If you're in ecommerce and sell fashion, chances are that if you don't have any jquery image sliders, your more successful competitors do.
But you don't generally go to wikipedia to look at the pictures.
It depends on whether the pictures are appropriate. On Wikipedia, artists out of copyright often have a wide range of paintings on the pages devoted to them. I do sometimes go to Wikipedia specifically to look at these. Wikipedia also offers some iconic classic paintings (some, eg, by Botticelli) in a variety of file sizes, often quite large. Check out also the pages for Cezanne and Gaugin, eg,... maybe not the best selections, but respectable.
Many SEO blogs are offering some good graphics to illustrate their stories... and while some are merely offering what I think is cutesy junk, I think the illustrative graphics on sites where the graphics are used appropriately are already a ranking factor, perhaps so implicit in the story telling that we don't even notice it.
Video also is becoming a major component of some web reporting. You can't look at a news site without encountering video. Shopping sites are offering video product demonstrations, and competition will force these videos to get better over time. Don't forget audio files in the media mix.

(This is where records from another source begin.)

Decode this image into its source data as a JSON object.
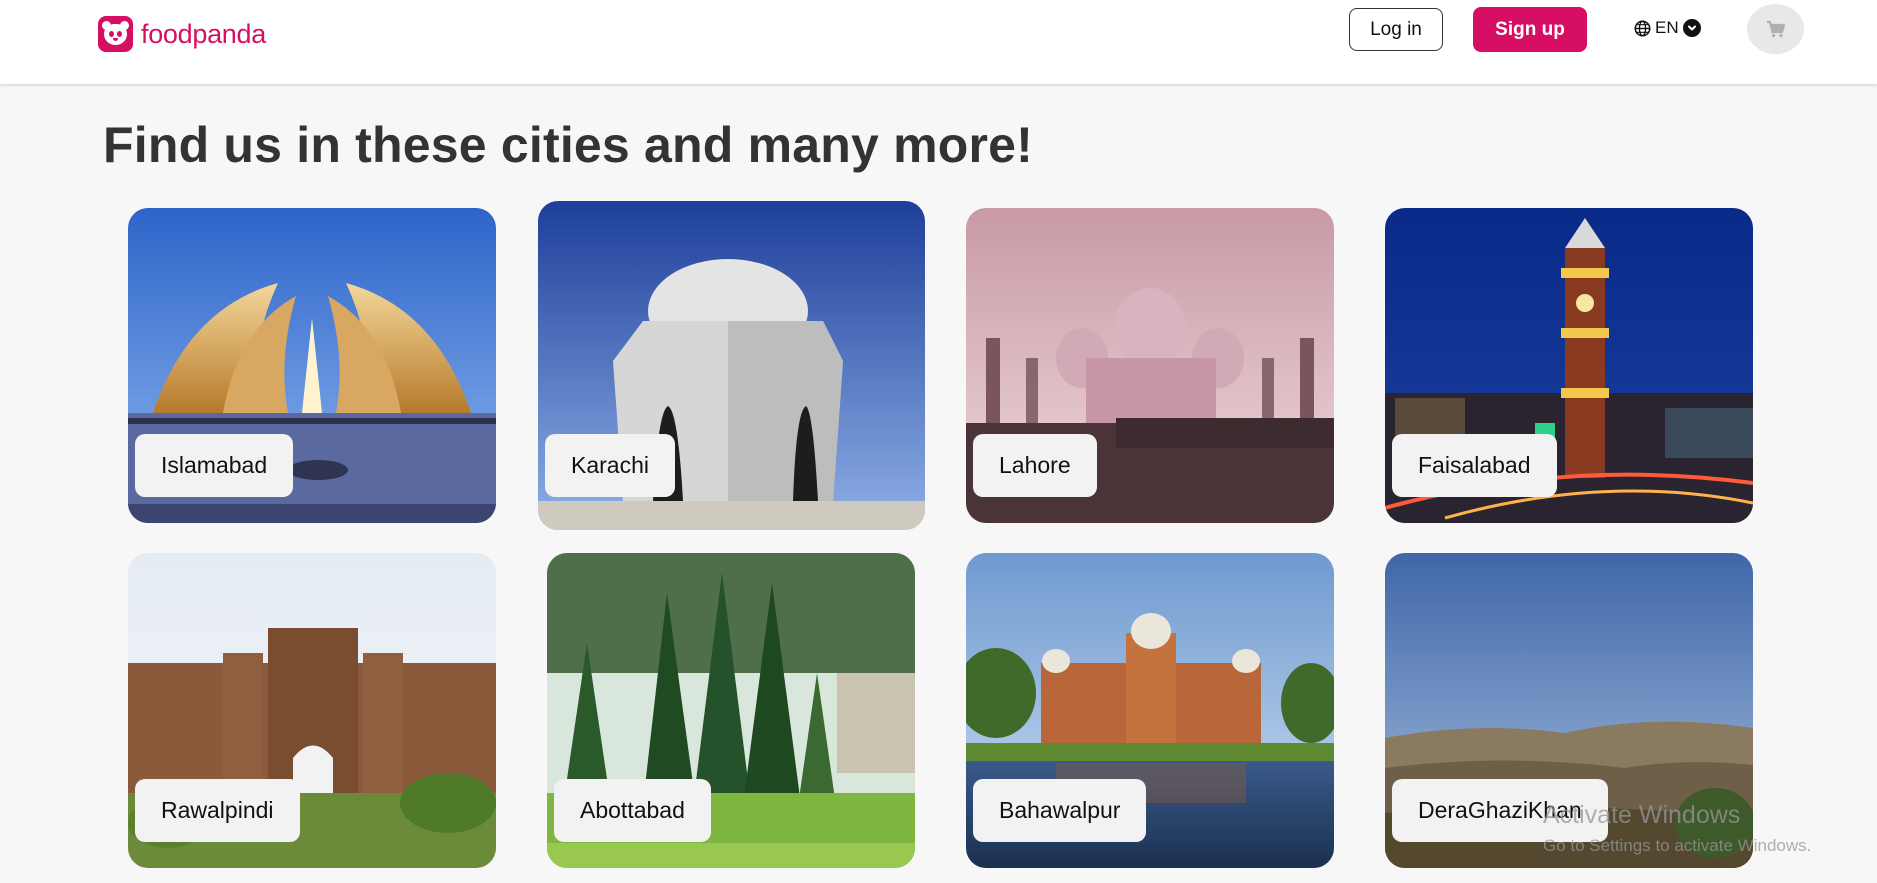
{
  "header": {
    "brand": "foodpanda",
    "login_label": "Log in",
    "signup_label": "Sign up",
    "language": "EN",
    "icons": [
      "panda-logo-icon",
      "globe-icon",
      "chevron-down-icon",
      "cart-icon"
    ]
  },
  "main": {
    "title": "Find us in these cities and many more!",
    "cities": [
      {
        "name": "Islamabad"
      },
      {
        "name": "Karachi"
      },
      {
        "name": "Lahore"
      },
      {
        "name": "Faisalabad"
      },
      {
        "name": "Rawalpindi"
      },
      {
        "name": "Abottabad"
      },
      {
        "name": "Bahawalpur"
      },
      {
        "name": "DeraGhaziKhan"
      }
    ]
  },
  "watermark": {
    "line1": "Activate Windows",
    "line2": "Go to Settings to activate Windows."
  },
  "colors": {
    "brand": "#d70f64",
    "background": "#f7f7f7"
  }
}
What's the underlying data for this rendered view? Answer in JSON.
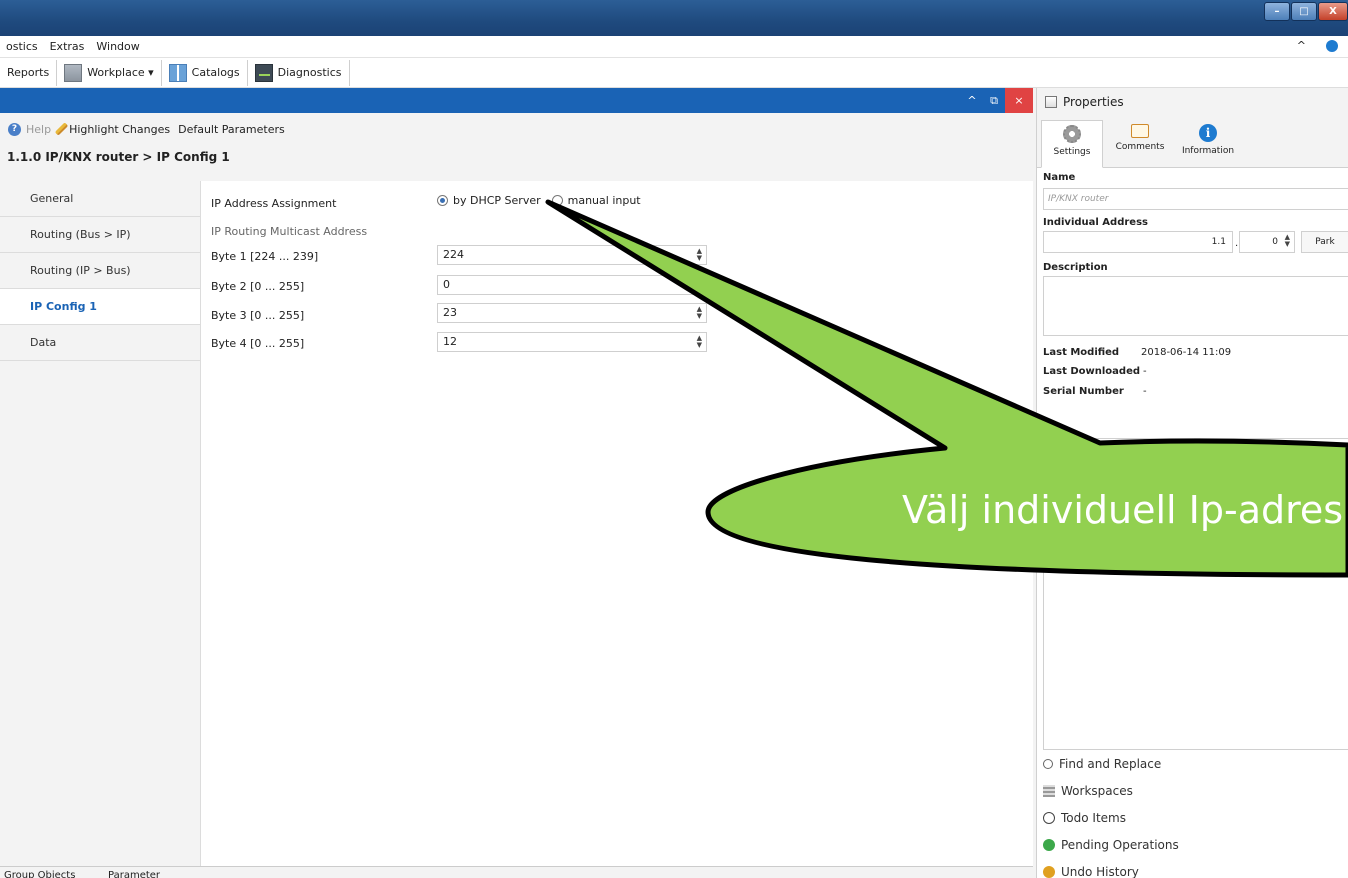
{
  "window": {
    "minimize": "–",
    "maximize": "□",
    "close": "X"
  },
  "menu": [
    "ostics",
    "Extras",
    "Window"
  ],
  "menu_right": {
    "collapse": "^"
  },
  "toolbar": {
    "reports": "Reports",
    "workplace": "Workplace ▾",
    "catalogs": "Catalogs",
    "diagnostics": "Diagnostics"
  },
  "panel": {
    "collapse": "^",
    "restore": "⧉",
    "close": "×"
  },
  "subbar": {
    "help": "Help",
    "highlight": "Highlight Changes",
    "defaults": "Default Parameters"
  },
  "breadcrumb": "1.1.0 IP/KNX router > IP Config 1",
  "nav": [
    {
      "label": "General"
    },
    {
      "label": "Routing (Bus > IP)"
    },
    {
      "label": "Routing (IP > Bus)"
    },
    {
      "label": "IP Config 1"
    },
    {
      "label": "Data"
    }
  ],
  "form": {
    "ip_assignment_label": "IP Address Assignment",
    "dhcp_label": "by DHCP Server",
    "manual_label": "manual input",
    "multicast_label": "IP Routing Multicast Address",
    "bytes": [
      {
        "label": "Byte 1 [224 ... 239]",
        "value": "224"
      },
      {
        "label": "Byte 2 [0 ... 255]",
        "value": "0"
      },
      {
        "label": "Byte 3 [0 ... 255]",
        "value": "23"
      },
      {
        "label": "Byte 4 [0 ... 255]",
        "value": "12"
      }
    ]
  },
  "bottom_tabs": [
    "Group Objects",
    "Parameter"
  ],
  "properties": {
    "title": "Properties",
    "tabs": [
      "Settings",
      "Comments",
      "Information"
    ],
    "name_label": "Name",
    "name_placeholder": "IP/KNX router",
    "individual_address_label": "Individual Address",
    "address_prefix": "1.1",
    "address_dot": ".",
    "address_value": "0",
    "park_button": "Park",
    "description_label": "Description",
    "last_modified_label": "Last Modified",
    "last_modified_value": "2018-06-14 11:09",
    "last_downloaded_label": "Last Downloaded",
    "last_downloaded_value": "-",
    "serial_label": "Serial Number",
    "serial_value": "-"
  },
  "panes": [
    "Find and Replace",
    "Workspaces",
    "Todo Items",
    "Pending Operations",
    "Undo History"
  ],
  "callout": {
    "text": "Välj individuell Ip-adres",
    "fill_color": "#92d050"
  }
}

If your competitor is using lot of images/videos, can you still outrank him?
Depends on how engaging and compelling your text content is, vs how compelling your competitor's content is, along with his video and images if they help move the written story along. What the audience wants can be a big factor.
Sadly, many companies just do video because it's on a check-list, and I think that's a big mistake. Make sure there's a point to it, and that it's done well... or well enough.